Ten years ago I had the honor of being the first Palestinian journalist to interview Israeli Prime Minister Yitzhak Rabin, for the leading daily Al Quds. “Mr. Prime Minister,” I asked him, “what is your vision for the future of the Palestinians in 10 or 15 years?”
“I believe that the future of the Palestinians must be somehow connected with Jordan,” Rabin answered, after a short pause.
He spoke those words in June 1993, while conducting secret negotiations that would shortly lead to the signing of the Oslo accords. Those historic negotiations led to, among other things, the recognition of the Palestine Liberation Organization as the legitimate representative of the Palestinian people and the de facto recognition of the right to determine our own future.
As the intifada enters its fourth year next week, the Israeli dream of peace has been shattered by those who continue to mouth Rabin’s pre-Oslo words. Israel has reverted back to the useless effort of denying Palestinians legitimate leaders, and Israel’s strict and inhumane military occupation has made a mockery of the Palestinian right to self-determination.
The intifada has created a moral and political crisis for Israel. With each round of violence, Israeli leaders try to impose new and harsher repressive measures, with the hope that they can reach that elusive point of deterrence. But every such act raises up Palestinian hopelessness and desperation — rendering ineffective the repressive measures.
Whether it is knocking down eight-story buildings, assassinating militant leaders, further restricting the movement of 3 million Palestinians or building more settlements and walls on Palestinian lands, Palestinians have refused to surrender to Israeli dictates. To date, these Israeli shows of strength have failed to deter Palestinians or crush our political will.

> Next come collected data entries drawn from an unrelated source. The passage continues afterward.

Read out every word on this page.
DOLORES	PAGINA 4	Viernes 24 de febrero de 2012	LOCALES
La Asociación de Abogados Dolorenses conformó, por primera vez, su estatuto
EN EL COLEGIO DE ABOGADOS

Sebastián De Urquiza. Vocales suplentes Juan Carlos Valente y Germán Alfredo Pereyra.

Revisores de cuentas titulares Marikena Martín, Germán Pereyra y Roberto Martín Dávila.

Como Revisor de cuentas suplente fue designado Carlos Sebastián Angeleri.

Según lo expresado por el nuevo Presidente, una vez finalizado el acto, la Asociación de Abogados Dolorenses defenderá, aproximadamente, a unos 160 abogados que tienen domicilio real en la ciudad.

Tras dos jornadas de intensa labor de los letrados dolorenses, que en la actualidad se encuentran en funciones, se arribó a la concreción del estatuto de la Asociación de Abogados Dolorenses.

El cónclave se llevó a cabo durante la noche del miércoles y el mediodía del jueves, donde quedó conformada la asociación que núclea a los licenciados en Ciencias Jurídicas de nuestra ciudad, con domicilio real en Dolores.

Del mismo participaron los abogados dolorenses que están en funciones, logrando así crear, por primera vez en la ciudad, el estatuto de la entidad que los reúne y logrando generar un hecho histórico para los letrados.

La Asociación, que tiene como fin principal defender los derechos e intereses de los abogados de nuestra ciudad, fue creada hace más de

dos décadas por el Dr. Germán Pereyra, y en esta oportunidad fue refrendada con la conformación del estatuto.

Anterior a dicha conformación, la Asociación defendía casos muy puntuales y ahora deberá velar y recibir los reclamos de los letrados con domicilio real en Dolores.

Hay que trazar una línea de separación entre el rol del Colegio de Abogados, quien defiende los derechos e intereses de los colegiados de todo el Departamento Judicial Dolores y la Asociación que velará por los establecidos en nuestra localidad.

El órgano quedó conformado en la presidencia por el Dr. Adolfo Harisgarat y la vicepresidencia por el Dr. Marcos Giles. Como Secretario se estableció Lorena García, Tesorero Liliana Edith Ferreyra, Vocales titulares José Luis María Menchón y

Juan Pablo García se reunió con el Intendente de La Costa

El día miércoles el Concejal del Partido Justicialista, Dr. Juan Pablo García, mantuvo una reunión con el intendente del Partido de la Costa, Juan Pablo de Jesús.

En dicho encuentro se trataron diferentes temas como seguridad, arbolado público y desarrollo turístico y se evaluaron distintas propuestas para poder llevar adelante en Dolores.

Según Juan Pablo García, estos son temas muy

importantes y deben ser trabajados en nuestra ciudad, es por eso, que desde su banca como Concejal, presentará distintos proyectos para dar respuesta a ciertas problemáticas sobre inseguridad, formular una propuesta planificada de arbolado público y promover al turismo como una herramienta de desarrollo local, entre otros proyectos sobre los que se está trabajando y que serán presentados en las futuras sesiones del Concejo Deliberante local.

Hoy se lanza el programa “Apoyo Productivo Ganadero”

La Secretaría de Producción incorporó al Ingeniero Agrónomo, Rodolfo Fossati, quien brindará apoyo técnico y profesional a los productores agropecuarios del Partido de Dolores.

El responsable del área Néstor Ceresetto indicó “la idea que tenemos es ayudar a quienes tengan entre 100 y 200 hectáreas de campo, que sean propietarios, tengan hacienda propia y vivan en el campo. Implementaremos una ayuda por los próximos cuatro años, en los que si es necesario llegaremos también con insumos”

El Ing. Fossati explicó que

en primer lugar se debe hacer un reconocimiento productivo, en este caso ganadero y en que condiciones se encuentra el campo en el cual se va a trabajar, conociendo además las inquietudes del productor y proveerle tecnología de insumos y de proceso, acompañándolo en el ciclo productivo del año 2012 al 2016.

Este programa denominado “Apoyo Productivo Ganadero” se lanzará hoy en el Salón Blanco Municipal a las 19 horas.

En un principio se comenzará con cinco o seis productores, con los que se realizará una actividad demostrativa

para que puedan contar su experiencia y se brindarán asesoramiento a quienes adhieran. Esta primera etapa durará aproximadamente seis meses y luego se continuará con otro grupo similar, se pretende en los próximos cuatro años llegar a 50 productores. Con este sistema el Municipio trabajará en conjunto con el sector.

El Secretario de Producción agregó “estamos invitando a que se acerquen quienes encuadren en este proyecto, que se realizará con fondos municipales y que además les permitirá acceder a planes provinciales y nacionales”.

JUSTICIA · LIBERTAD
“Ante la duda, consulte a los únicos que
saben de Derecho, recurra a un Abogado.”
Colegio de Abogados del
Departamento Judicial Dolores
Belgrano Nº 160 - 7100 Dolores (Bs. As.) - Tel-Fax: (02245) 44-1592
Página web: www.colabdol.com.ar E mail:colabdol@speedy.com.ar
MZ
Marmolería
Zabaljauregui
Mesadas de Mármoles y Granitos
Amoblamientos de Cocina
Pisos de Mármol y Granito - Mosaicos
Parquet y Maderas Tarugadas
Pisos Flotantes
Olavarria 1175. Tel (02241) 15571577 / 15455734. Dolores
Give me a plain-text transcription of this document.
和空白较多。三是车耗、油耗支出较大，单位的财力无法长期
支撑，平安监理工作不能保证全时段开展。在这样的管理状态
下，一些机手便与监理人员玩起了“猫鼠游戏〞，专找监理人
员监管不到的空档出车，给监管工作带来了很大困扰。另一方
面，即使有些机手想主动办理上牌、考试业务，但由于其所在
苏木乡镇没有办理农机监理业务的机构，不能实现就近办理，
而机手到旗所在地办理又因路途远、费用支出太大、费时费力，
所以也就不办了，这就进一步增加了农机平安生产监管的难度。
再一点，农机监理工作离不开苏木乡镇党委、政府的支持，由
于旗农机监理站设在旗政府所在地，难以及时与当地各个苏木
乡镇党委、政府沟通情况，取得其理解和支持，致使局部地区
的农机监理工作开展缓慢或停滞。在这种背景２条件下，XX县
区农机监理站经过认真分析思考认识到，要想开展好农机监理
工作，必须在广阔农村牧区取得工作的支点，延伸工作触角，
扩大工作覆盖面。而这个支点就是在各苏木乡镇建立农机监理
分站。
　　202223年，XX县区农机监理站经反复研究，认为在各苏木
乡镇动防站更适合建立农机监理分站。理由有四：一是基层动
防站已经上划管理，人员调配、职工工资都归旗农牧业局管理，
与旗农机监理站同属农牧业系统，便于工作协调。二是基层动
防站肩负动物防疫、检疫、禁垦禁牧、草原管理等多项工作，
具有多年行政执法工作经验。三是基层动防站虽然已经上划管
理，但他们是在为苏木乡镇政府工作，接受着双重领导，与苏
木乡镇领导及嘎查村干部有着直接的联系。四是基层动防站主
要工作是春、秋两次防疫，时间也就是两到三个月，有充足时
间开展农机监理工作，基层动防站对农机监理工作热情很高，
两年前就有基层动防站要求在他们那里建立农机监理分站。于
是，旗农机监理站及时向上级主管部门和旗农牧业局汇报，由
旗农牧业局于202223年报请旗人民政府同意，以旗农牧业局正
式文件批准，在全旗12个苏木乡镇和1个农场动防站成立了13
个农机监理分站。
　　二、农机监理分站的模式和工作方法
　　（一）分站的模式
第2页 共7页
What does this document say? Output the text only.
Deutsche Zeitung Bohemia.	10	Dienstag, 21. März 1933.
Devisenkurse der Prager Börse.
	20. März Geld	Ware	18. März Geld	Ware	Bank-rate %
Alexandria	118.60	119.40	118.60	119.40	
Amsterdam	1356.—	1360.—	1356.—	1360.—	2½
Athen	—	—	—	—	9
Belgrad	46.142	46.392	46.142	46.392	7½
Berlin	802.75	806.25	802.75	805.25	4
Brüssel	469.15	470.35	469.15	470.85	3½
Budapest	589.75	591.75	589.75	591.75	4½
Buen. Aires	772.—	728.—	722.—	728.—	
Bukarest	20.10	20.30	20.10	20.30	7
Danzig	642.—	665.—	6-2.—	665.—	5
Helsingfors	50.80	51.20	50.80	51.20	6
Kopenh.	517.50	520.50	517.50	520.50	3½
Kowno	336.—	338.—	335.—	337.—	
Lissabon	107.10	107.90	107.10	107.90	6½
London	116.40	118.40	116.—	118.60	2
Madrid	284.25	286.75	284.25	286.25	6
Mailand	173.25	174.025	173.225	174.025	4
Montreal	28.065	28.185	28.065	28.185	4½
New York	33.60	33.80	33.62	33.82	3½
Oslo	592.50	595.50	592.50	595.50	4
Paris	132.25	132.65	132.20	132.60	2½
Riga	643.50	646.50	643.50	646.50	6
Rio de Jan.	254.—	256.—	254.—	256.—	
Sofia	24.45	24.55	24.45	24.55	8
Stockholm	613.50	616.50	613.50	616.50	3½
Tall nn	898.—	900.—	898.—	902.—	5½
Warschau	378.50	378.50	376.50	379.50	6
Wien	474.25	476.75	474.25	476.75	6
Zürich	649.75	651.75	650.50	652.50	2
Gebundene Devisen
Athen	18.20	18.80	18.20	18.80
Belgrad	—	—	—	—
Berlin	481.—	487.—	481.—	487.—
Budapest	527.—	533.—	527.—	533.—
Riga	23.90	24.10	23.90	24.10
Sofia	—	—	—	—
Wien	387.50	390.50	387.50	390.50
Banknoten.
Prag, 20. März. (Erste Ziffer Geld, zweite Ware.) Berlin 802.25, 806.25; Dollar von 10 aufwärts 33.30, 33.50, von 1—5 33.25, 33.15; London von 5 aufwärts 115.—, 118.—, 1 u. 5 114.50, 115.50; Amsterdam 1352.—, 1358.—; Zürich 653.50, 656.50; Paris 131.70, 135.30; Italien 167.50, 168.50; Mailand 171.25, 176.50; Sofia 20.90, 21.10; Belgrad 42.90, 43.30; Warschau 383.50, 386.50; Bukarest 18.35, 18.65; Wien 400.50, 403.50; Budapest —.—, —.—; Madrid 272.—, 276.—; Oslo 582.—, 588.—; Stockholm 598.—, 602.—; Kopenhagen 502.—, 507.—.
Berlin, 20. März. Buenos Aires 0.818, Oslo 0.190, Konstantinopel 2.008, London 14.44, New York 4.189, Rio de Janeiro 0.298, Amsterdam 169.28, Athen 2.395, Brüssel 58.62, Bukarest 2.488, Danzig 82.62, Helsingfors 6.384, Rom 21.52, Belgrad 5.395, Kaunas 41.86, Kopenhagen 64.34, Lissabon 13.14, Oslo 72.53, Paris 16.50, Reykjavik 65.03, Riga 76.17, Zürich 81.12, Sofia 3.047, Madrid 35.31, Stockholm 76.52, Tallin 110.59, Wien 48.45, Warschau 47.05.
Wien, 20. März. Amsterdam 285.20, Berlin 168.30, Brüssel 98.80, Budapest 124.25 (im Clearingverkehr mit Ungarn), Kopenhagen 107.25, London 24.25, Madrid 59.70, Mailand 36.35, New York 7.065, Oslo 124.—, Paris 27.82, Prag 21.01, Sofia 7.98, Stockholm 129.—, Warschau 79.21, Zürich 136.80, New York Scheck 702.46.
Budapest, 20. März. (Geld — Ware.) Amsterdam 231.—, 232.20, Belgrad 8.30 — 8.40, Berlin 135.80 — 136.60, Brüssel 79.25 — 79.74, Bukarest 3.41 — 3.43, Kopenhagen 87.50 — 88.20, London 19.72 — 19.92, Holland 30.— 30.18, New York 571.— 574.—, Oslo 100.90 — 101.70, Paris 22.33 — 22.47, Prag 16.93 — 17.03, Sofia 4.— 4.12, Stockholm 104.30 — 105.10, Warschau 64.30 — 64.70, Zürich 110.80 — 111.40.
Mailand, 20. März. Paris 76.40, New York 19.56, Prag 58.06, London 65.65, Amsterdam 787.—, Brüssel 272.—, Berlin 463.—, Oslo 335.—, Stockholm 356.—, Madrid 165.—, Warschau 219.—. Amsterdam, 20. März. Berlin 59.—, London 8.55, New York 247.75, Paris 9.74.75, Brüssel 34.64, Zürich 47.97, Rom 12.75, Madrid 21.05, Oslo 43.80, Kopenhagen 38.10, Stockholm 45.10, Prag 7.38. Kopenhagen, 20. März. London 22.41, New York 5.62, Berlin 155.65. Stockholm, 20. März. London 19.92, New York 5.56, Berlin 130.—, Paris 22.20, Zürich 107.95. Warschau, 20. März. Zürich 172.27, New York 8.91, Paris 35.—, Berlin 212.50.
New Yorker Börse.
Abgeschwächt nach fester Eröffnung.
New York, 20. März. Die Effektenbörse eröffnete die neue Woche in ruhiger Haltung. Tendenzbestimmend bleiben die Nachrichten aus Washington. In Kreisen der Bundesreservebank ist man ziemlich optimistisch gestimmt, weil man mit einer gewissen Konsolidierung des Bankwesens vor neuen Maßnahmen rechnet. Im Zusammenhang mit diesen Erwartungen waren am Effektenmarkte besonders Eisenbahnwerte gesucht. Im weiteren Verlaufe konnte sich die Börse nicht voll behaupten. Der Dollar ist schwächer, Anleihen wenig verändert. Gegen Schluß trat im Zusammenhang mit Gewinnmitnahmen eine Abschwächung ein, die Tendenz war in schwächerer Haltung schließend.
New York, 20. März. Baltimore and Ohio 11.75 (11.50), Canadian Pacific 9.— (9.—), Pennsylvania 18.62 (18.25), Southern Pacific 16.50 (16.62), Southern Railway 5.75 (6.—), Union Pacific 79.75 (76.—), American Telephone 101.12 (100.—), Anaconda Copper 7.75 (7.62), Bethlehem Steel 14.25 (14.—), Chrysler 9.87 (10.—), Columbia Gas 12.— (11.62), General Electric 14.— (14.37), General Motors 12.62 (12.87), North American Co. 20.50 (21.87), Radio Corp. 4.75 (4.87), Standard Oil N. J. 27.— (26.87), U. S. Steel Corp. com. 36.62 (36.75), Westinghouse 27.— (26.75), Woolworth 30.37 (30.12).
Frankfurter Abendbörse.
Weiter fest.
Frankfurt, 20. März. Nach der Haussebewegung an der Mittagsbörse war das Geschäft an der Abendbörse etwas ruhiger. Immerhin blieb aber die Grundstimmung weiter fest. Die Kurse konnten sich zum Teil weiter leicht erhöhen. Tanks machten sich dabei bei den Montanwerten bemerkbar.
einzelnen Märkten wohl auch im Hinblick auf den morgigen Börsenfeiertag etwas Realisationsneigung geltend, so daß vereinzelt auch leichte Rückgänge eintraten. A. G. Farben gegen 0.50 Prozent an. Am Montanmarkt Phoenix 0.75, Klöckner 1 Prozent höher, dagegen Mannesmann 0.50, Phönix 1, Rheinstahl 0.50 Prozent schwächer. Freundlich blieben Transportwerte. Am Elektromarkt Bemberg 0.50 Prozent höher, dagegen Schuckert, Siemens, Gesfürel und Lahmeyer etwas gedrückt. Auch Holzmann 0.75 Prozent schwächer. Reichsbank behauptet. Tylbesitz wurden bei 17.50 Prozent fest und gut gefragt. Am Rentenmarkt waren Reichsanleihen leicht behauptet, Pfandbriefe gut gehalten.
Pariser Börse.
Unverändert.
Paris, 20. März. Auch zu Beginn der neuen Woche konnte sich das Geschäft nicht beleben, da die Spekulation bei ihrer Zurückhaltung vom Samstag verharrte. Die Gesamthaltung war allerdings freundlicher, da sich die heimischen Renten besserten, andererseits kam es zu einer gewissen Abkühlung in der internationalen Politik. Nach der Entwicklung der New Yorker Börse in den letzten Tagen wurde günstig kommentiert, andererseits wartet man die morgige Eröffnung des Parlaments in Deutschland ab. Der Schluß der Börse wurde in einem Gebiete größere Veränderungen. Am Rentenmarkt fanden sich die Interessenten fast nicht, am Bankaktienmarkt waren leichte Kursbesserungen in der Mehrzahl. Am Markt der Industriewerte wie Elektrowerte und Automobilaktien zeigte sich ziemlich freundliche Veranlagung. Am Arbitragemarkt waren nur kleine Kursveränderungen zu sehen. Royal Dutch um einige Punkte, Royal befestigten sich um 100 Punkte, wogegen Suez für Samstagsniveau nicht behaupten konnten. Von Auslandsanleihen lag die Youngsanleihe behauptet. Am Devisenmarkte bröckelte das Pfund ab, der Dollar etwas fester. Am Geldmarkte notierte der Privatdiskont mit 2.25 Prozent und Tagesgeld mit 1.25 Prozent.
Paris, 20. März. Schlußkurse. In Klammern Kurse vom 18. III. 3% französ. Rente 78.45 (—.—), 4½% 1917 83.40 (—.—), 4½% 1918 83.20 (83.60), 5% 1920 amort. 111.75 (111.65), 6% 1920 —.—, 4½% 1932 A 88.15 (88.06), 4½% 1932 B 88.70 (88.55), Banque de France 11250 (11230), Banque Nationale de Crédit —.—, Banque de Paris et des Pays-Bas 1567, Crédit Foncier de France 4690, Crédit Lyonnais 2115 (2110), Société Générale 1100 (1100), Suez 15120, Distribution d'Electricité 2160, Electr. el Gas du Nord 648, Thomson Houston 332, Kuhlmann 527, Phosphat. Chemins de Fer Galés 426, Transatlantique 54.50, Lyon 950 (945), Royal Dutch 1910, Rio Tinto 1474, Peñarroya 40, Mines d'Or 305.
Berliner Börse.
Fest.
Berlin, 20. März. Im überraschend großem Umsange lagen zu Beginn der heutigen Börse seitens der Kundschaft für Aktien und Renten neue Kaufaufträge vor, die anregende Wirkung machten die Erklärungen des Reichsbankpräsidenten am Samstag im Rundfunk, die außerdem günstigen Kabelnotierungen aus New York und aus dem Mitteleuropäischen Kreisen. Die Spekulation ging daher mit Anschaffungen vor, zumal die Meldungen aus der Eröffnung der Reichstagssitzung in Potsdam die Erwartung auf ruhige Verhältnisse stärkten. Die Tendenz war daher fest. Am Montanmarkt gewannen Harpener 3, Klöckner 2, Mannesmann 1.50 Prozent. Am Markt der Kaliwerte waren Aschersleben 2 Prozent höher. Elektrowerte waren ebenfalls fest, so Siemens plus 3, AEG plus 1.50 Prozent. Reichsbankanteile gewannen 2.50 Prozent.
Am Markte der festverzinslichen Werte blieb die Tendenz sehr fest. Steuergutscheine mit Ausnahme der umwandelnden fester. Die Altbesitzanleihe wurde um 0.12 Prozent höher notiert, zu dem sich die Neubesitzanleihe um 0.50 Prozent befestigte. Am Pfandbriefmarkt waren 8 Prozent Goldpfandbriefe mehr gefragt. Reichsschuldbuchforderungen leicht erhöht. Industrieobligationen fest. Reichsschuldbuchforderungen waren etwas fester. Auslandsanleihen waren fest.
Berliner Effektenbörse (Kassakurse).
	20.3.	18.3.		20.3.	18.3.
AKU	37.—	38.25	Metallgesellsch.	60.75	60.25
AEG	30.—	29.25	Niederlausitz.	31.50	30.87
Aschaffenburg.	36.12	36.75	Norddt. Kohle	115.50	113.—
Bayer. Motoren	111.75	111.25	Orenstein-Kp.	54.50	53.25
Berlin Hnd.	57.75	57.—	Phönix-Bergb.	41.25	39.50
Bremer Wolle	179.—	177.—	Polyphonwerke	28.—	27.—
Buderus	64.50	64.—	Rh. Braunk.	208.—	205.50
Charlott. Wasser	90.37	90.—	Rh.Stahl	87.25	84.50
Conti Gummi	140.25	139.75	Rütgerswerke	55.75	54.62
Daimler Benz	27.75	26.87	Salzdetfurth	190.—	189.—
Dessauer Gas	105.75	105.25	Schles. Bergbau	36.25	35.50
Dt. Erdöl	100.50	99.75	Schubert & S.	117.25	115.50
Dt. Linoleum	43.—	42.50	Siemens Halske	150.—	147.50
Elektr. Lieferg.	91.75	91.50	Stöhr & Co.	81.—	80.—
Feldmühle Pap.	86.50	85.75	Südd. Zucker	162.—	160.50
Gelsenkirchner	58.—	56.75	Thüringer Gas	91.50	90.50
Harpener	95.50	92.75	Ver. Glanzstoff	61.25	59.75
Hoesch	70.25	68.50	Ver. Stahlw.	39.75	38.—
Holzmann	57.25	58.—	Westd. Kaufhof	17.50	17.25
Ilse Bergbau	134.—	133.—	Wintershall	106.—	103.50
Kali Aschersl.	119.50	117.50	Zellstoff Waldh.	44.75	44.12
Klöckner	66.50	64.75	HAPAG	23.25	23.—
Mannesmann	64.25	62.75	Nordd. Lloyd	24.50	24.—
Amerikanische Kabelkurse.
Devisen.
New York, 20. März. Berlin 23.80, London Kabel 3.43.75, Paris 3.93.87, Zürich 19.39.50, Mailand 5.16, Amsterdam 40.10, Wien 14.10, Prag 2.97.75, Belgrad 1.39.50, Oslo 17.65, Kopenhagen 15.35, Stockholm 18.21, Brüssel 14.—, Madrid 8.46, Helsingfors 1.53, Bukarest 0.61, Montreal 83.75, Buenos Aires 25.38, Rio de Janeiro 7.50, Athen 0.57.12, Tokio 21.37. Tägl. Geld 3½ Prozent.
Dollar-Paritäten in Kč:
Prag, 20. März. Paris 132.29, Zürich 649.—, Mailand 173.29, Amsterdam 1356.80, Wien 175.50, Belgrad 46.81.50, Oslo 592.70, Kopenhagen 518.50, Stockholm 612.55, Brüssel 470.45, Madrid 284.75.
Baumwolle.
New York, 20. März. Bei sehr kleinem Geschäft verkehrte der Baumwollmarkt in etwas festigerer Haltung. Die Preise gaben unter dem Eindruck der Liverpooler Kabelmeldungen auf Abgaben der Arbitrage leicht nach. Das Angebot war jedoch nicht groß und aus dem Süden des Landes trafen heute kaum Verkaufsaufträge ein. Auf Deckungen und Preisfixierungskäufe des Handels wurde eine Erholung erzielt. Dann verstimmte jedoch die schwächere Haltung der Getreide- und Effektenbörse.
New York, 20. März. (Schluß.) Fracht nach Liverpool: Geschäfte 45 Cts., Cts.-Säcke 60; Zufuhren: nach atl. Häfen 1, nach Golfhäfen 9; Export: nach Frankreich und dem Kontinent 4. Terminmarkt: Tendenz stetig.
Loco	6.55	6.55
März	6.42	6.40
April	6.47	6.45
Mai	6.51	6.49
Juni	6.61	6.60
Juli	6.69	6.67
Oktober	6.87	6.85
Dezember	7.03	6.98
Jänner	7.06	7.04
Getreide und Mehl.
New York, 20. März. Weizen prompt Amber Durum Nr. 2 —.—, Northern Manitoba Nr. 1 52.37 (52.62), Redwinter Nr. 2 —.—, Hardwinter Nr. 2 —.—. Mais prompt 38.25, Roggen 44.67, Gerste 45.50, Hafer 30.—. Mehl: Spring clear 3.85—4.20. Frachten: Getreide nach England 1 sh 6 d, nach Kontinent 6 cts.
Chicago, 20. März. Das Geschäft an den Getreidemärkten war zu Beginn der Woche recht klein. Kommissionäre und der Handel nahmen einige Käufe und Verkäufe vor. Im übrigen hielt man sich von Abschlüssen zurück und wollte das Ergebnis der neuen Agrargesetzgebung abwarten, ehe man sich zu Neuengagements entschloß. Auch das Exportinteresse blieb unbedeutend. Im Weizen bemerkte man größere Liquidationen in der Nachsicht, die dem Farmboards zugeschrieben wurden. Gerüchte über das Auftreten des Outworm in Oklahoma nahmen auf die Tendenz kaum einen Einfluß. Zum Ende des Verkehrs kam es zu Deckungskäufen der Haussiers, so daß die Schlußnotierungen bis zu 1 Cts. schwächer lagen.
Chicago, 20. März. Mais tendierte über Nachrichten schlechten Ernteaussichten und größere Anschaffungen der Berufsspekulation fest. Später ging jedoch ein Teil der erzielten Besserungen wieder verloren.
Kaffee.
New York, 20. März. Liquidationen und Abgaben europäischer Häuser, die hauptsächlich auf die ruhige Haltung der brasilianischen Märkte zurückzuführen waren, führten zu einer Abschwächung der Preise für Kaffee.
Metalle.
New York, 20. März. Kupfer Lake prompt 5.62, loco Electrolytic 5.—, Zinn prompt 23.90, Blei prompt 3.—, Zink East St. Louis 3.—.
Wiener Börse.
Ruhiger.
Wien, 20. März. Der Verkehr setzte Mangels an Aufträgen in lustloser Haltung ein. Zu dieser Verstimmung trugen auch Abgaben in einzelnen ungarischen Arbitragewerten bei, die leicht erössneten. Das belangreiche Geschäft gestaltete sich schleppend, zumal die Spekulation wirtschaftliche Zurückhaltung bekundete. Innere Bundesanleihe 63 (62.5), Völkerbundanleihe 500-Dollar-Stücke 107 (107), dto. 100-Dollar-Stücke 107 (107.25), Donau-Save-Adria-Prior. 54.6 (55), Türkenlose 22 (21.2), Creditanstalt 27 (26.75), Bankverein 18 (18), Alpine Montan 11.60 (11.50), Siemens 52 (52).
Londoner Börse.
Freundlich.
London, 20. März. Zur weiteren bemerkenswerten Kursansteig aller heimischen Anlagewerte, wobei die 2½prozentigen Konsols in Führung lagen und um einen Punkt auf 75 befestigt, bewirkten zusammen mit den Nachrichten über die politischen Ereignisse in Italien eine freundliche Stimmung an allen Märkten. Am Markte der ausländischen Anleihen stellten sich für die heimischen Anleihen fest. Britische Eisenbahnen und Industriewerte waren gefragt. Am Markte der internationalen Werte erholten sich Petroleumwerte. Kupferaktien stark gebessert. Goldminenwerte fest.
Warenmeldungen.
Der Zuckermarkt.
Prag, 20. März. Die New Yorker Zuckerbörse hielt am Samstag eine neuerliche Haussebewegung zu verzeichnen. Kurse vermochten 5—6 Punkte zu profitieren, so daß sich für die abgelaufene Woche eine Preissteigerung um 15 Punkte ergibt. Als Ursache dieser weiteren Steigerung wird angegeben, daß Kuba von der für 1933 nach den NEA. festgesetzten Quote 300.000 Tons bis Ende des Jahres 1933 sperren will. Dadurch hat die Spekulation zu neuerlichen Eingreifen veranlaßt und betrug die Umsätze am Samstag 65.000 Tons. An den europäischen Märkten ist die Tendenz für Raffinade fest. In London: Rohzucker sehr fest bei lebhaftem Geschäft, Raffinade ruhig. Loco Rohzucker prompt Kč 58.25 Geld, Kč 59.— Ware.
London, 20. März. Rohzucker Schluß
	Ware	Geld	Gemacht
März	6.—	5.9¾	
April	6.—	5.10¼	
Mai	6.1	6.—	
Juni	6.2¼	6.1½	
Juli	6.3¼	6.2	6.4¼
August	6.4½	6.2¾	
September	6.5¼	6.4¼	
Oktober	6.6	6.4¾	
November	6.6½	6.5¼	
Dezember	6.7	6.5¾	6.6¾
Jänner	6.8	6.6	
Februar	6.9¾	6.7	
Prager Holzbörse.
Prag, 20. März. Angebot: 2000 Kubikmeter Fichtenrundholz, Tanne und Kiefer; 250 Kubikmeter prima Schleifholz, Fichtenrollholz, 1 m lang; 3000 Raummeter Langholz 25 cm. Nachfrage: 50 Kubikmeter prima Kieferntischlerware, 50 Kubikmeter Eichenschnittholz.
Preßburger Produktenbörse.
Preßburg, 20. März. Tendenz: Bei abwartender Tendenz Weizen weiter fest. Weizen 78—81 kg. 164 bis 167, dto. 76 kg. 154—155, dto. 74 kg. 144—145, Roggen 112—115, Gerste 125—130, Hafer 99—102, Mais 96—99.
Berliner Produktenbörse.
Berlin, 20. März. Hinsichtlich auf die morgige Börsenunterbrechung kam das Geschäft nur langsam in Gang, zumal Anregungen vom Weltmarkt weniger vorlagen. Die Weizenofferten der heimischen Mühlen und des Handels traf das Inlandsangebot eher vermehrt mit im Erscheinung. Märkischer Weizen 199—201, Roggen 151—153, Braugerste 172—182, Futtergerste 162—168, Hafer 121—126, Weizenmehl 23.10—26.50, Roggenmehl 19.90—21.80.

The downward spiral of violence is unlikely to stop until the representatives, thinkers and people of Israel find the answer to one simple, important question: What do they want to do with the people and the land between the Jordan River and the Mediterranean Sea?
Since neither Israelis nor Palestinians have any intention of leaving the land, and are dead set on determining their respective futures, we either need to share the land or the power. Sharing the power, of course, means living in a single, binational state. Most Israelis are opposed to the idea out of demographic concerns, and even Palestinians who used to favor a one-state solution have come to accept its impossibility.
The remaining option, then, is to share the land — two sovereign states. This was the choice legally adopted by the Palestine National Council in 1988 and by Israel under the Oslo accords. But Israeli actions since 1993, especially after Rabin’s assassination in 1995, seem to indicate that the two-state solution has not been completely accepted by the Israeli political establishment — and if it has, then Israeli leaders have not succeeded in translating it into action.
On the contrary, Israeli policies on the ground, especially in the field of expropriating Palestinian land for Jewish settlements, seem to confirm that Israel wants to keep the land without sharing power with the people. Such a policy means that a dual legal order will take hold as the de facto governing system, turning the status of Palestinians in the West Bank and Gaza into something akin to that of blacks in apartheid-era South Africa.
If, on the other hand, Israel really accepts the concept of a two-state solution, then someone in the government better think about the ramifications of the facts currently being built on the ground. The security fence under construction between Israel and the West Bank is essentially a separation wall, notwithstanding Israeli protests to the contrary.
The Palestinian concern is that the security fence, built deep into Palestinian territory, is effectively marking the future borders of an expanded Israel. The 30-foot high cement wall, built more to include Jewish settlements than to protect the State of Israel, does little to assuage Palestinian fears.
While the debate in Israel centers around the minutiae of the security fence, prominent thinkers on both sides of the conflict are calling for a refocusing on final-status issues. Palestinians such as Al Quds University professor Sari Nusseibeh and Israelis such as former Shin Bet chief Ami Ayalon understand that absent a comprehensive framework for peace, the violence will continue unabated.
Nusseibeh and Ayalon issued in April 2003 a peace plan that demarcates a Palestinian state along the 1967 borders. They propose that Jewish settlements be dismantled, and that Palestinian refugees be incorporated into the future Palestinian state. Thousands of Israelis and Palestinians voiced their agreement with the proposal by signing a petition supporting the campaign.
All the peace plans in the world, though, will not bring peace until Israelis and Palestinians are willing to sit down at the negotiating table. The Israeli leadership has made it clear that negotiations cannot begin without a cessation of Palestinian violence. No attempt, though, is made by Israel to realize the duality of the violence, and therefore the need for both parties to cease military activities. Israelis fail to accept that all violence — be it Palestinian suicide bombings or Israeli assassinations — must stop.
Dealing with interim solutions has so far proven to be disastrous, for Palestinians, for Israelis and for the prospects of peace. It is high time for the Israeli establishment to put time and effort into deciding the strategic future of the area.
Daoud Kuttab is director of the Institute of Modern Media at Al Quds University in Ramallah.